Repository to hold the code for our UMICH SIADS Master of Applied Data Science Capstone project, with a focus on fact checking OpenAI's GPT-3.
- Git clone this repository
- Create a new Python or Anaconda environment for this project
pip install -r requirements.txt
Will install:
- Pandas (Operate on tabular data)
- TQDM (prints progress bars)
- Wikidata (structured queries to Wikidata; we're also firing off SparQL queries with the Python
Requests
built-in package) - OpenAI (GPT-3 interface, among other things)
- Seaborn (Visualization Package)
- Plotly (Visualization Package)
- python-dotenv (Secrets management)
- Specific versions of Python 3 Built-ins (Requests, matplotlib)

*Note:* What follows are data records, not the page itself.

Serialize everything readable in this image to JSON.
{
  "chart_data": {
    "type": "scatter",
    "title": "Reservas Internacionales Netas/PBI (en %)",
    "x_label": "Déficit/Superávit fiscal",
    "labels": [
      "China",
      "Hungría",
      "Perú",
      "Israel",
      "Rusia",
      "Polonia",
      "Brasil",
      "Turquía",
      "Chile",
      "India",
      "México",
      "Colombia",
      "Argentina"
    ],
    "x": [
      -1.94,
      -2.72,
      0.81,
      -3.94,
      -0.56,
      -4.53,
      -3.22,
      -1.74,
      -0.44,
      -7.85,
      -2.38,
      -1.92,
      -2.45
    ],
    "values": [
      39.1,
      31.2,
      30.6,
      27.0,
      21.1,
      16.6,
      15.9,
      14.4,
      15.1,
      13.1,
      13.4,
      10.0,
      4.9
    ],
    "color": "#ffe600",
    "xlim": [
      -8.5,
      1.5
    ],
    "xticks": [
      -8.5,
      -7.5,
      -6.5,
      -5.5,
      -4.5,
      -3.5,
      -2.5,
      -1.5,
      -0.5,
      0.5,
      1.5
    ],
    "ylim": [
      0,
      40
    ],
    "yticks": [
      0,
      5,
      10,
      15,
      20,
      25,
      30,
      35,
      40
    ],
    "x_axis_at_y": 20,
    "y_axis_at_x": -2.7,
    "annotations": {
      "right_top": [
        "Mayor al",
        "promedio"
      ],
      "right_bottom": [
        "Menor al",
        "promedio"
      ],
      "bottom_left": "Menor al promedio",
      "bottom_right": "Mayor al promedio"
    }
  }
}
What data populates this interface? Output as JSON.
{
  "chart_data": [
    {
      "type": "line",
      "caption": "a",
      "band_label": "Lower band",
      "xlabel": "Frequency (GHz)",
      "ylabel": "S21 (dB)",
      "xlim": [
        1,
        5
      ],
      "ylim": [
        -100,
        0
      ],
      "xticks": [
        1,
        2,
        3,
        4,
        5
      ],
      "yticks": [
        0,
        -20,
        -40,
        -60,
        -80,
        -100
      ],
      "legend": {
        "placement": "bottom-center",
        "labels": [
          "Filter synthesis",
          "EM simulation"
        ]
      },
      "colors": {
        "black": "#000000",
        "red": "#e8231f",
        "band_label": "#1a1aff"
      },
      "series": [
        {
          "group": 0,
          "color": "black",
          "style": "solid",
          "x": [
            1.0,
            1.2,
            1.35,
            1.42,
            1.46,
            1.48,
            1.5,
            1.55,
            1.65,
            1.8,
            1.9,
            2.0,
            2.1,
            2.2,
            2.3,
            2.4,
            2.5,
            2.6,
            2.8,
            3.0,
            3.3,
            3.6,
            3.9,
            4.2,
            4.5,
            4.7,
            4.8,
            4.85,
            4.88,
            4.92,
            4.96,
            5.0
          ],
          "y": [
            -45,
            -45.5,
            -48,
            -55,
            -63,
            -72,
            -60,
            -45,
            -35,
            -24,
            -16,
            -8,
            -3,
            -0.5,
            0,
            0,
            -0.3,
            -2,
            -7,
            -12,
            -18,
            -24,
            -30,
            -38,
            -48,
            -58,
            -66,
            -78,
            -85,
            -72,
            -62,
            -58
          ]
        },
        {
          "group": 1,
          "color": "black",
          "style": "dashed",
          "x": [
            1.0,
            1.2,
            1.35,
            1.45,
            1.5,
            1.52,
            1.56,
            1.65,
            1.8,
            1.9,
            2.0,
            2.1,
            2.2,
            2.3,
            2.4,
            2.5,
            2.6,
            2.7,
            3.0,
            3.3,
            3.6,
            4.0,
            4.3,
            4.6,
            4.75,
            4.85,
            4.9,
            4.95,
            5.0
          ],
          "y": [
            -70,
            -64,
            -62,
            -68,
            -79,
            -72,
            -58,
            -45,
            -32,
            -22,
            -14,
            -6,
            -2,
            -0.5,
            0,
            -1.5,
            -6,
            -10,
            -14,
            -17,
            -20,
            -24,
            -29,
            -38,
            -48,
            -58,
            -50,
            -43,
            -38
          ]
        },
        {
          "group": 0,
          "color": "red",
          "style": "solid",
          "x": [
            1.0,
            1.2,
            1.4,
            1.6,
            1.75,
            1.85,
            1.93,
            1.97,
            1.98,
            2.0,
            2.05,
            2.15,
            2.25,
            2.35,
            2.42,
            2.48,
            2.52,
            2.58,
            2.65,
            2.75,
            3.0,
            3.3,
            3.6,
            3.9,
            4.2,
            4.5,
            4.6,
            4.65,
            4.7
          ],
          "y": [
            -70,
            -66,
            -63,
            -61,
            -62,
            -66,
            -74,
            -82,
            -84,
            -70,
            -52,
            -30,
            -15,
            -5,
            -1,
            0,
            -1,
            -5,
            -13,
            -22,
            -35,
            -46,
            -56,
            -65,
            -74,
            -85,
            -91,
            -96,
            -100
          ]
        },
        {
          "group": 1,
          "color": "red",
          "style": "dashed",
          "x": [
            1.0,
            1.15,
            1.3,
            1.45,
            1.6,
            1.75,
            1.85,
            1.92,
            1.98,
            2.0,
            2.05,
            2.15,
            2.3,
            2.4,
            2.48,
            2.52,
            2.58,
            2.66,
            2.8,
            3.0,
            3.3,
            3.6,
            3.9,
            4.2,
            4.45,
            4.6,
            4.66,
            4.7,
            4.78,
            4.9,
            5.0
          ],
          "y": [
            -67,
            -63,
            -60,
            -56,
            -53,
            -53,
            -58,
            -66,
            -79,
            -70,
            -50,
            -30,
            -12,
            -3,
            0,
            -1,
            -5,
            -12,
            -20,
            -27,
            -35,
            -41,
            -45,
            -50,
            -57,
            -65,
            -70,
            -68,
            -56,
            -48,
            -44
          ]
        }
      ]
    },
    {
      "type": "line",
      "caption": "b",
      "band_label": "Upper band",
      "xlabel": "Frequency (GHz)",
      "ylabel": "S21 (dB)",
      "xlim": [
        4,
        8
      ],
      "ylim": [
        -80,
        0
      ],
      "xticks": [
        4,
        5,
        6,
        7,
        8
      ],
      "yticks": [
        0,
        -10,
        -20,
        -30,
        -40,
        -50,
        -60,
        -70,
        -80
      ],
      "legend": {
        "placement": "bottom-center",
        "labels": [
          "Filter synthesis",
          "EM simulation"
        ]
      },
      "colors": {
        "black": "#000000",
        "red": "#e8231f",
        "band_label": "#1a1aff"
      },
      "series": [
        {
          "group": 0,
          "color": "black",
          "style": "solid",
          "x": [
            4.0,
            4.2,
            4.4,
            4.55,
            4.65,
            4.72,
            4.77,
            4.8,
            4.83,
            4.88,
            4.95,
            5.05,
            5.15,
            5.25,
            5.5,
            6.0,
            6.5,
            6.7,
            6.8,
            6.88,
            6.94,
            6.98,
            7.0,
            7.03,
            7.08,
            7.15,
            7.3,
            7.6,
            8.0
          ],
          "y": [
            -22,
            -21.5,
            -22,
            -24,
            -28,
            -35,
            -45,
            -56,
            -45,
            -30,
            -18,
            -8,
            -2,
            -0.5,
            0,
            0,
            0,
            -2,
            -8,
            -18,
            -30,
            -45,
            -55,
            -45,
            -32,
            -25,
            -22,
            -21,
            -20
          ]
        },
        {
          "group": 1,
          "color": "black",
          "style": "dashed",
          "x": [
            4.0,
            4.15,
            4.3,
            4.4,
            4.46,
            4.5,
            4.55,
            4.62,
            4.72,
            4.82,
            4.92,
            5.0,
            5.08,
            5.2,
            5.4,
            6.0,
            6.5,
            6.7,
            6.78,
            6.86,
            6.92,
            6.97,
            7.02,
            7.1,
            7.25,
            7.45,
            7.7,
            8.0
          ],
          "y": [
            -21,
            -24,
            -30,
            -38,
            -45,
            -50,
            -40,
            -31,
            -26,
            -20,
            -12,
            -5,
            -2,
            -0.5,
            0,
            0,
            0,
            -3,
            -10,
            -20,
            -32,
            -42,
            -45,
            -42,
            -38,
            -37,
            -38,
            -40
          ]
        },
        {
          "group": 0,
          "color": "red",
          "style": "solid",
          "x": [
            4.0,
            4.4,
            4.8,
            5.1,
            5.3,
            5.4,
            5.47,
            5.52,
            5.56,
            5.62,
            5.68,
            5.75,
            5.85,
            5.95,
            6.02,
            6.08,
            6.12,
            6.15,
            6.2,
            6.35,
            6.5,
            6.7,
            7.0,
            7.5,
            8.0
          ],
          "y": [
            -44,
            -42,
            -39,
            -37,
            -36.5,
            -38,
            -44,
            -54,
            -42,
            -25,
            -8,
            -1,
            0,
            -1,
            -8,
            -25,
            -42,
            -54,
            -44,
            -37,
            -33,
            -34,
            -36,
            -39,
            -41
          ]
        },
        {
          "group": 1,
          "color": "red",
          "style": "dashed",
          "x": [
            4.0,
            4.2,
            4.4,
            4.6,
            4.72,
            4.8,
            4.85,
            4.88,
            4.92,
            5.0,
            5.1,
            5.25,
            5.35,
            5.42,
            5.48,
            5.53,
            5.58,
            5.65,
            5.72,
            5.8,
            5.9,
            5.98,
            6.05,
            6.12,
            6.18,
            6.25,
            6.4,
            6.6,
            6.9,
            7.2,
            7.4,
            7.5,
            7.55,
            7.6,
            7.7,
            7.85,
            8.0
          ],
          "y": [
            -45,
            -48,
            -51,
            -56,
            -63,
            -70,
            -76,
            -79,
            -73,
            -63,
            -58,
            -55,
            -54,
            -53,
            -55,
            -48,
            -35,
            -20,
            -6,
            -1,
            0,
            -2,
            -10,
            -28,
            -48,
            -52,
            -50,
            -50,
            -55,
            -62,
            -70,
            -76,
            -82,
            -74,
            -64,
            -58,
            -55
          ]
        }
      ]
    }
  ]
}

To replicate this analysis, open the Notebooks folder, and step through the numbered notebooks. The notebooks are numbered because certain stages build upon data retrieved in earlier stages, with exploratory data analysis (EDA) separated from long-running data gathering code.
- Code wholly generated by this team is released under the CC-0 License ("Universal Public Domain")
- Other code used in this project released under a specific license can be reviewed in the
LICENSE
folder.
- Taxonomic Wikidata data was used in the creation of the prompts for this project. The data is available under CC-0 license, as per the Wikidata Data Access Policy.
- OpenAI GPT 3.5 was used in the creation of the responses. The use thereof is in accordance with the OpenAI Sharing & Publication Policy.